Когда он подошел к домику общежития, Алла уже растапливала уличную печку, а на крылечке сидел Объещиков в накинутой на плечах штормовке. Он слегка подвинулся на крыльце, заранее пропуская Емельянова, запирающего с улицы калитку. По Емельянов встал перед ним.
— Доброго утречка, — пожелал Емельянов. — Как спалось?
— Не спалось. — Объещиков сказал это и повторил: — Не спалось…
— Маляра искал? Бедного, униженного, оскорбленного маляра!
— Искал, — вставая на приступках, ответил Объещиков. — Аллу, а не маляра…
— Нашлась Алла? И где ж она была? Э-эх! А еще спортсменка, активистка!..
— Нашлась. А почему я должен был искать маляра?

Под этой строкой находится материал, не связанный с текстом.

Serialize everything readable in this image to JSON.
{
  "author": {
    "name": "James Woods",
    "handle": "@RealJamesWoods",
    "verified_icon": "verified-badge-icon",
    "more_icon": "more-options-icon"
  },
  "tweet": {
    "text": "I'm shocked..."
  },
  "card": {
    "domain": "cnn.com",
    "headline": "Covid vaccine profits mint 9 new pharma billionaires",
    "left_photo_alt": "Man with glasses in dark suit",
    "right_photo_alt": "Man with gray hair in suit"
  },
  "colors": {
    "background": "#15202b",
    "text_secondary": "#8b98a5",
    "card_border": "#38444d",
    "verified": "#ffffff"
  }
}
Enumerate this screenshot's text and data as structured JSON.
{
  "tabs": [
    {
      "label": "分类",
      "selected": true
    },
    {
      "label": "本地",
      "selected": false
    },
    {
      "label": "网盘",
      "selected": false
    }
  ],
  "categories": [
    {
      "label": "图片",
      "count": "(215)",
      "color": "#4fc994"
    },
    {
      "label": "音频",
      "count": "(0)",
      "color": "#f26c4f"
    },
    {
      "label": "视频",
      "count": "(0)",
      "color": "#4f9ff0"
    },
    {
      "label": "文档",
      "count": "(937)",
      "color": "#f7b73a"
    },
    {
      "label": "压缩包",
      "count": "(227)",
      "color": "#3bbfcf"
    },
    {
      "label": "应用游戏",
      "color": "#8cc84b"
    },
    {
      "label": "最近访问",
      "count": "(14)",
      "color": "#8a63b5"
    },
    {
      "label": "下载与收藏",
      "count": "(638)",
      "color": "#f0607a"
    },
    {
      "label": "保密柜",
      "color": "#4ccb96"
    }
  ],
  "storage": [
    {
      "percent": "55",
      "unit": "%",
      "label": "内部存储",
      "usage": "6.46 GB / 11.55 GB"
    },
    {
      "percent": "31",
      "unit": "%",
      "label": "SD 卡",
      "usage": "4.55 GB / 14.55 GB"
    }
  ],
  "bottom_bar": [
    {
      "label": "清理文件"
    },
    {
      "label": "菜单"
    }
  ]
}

И до сих пор не знает Емельянов, почему он отвел Митю за угол и рассказал о случившемся у Корниловых. Может, хотел, чтобы Алла подумала, что парни пошли драться, и как-то выказала свои чувства. А Митю как пчела ужалила: он сорвался с места и направился за ограду, на ходу понадежней натягивая штормовку.
— Что ты ему наговорил? — хулиганисто спросила Алла, моя под умывальником руки. — Не зря Минька про твой язык сказал!..
— Да его в военкомат вызвали! — не меньше удивленный Митиной поспешностью, ответил Емельянов. — Там таких не хватает… психов!..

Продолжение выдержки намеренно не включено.